I am lying at this moment on the little couch on the lower berth of the bunk beds, feeling the vibrations of the rail car, with the rhythm of the rumbling rail track reverberating in my ears, as if the Earth is mumbling a message to the earthlings.

The world is flying past me outside the windows: the barren and uninhabited wilderness, the rose-colored charred earth, occasionally a kangaroo or two hopping past. It is said that on this vast land lurk elusive, highly poisonous snakes.

Not long before this, I was still enjoying an exquisite lunch inside the posh dining car while having a light moment chatting with the Italian chief rail technician Joe. He told me this legendary 2,979-kilometer railway that spans the entire width of Australia from north to south, was completed in 1929, and the train that we are now taking is made up of 31 rail cars and is almost a kilometer long. It carries 158 passengers and 40 crew members, and boasts a total of six dining cars, steadily making its way at a speed of 85 kph towards the depth of history and wilderness.

Wow! I never knew this rail line has had such a long history of 96 years, and this train has a glittering name: The GHAN!

Powered by an electro-diesel hybrid system, train services are suspended every year from November through January the following year owing to monsoonal floods.

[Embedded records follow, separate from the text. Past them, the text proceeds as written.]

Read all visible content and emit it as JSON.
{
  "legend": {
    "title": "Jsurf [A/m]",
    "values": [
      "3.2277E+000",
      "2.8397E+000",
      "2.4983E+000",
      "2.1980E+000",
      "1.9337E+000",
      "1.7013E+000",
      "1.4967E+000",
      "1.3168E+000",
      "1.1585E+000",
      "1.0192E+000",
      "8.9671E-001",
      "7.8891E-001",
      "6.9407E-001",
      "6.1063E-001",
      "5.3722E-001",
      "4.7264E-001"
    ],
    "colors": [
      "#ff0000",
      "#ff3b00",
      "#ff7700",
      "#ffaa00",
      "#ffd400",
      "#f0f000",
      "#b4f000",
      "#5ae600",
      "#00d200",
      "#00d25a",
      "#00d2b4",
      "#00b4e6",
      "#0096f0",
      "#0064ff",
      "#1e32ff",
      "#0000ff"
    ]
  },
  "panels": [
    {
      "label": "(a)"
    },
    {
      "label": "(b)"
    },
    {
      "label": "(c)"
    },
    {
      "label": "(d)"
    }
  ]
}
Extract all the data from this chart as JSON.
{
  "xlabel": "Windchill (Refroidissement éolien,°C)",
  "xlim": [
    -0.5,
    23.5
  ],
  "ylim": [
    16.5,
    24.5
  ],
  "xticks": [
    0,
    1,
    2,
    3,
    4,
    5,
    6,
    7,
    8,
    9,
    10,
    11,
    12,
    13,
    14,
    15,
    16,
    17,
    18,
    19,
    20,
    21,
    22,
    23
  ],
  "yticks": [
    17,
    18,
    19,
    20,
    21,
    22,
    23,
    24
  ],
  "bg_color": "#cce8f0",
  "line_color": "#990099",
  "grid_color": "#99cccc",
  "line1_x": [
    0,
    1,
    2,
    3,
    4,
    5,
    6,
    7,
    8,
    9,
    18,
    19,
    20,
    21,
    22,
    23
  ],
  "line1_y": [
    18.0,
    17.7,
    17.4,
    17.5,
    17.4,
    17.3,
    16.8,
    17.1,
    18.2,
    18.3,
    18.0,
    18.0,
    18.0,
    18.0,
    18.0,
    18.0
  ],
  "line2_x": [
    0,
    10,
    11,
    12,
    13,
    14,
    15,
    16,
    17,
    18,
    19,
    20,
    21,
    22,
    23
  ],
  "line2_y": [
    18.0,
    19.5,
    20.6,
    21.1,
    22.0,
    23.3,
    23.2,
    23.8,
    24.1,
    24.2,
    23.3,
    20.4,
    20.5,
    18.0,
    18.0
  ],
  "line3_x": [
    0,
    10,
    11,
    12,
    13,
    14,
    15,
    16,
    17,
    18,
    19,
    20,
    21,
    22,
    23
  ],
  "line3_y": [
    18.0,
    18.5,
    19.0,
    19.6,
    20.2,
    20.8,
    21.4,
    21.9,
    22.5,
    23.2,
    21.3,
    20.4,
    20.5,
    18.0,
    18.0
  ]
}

Joe told me proudly the name “The Ghan” was a tribute to the courageous Afghan camel riders traversing the Australian interiors in late 19th century. With their camels, these people helped pioneer the vast unknown terrain and transport necessities, and played a pivotal role in establishing transportation routes during the early years. This part of history has been immortalized with the naming of this rail route, making “The Ghan” a household name across Australia.

Tickets are hard to come by especially during May-July peak winter season, and have to be booked nine months in advance!

The 12 travel buddies and I have been excessively lucky this time to be able to board this legendary train in Australia’s late summer, from Darwin all the way to Adelaide, as the mercury falls from a scorching 30 degrees to a chilly 8 degrees over the 4D3N journey.

Nine meals have been arranged throughout the train ride, three of which special cuisines outside the train, including an unforgettable alfresco dinner under the starry sky next to the old telegraph station.

To be honest, the most charming part of the journey is not only the in-car dinner served on white tablecloth, nor the melodious songs by the aborigines reverberating in the canyon, or the candlelight dinner under the starry night sky, or the strolls from the four train stations along the way—but the sudden realization as the train chugs along at the speed of 85 kph, that this train ride is not just another travel itinerary, but a cross-section of the soul: not just to “see Australia,” but to “let Australia see its true self.”

Staring into the constantly changing landscapes outside the train windows is as if to witness a dynamic world impacting the static self in me: The world keeps revolving around me, but am I quietly accepting the changes taking place within me?

The impact is not about the speed of the moving vehicle, but the jet lag inside my heart!

The biggest difference between a train ride and a cruise voyage lies not with the degree of luxury, but the stories that flip past beyond the windows.

Australia is an enormous and mysterious land mass, whose soul does not dwell in the glass towers of its coastal cities, but rather the boundless red earth that keeps moving out of focus deep into the interiors, where it is so quiet you can almost hear the wind breathing. No wonder every Australian must make an effort to take “The Ghan” at least once before they die. They say this is the train that penetrates the deepest part of soul!

Joe continued: On August 4, 1929, the Adelaide train station was packed with well-wishers, as they enthusiastically witnessed the inaugural service of “The Ghan.” That was the first time a train traversed the entire length of the almost 3,000 km north-south railway, and arrived safely in Darwin in the far north two days later.

Ninety years later in 2019, “Arabana and the Ghan” was officially compiled and published, narrating the epical stories of this rail line—stories about the camel travelers, the courageous pioneers, and the big dreamers.

“The Ghan” is not just another journey; it is like a training for a person’s temperament, as he is transported from the fringes of bustling metropolis to the earth’s center of nothingness, the deepest red earth, the unpeopled core!

You can almost say that this is a journey where “adventure” dances with “opulence”—In the infinite expanse of barren wilderness, have a dream exclusive to Australia while sipping the sparkling champagne!

Slow, but deeply etched in the mind!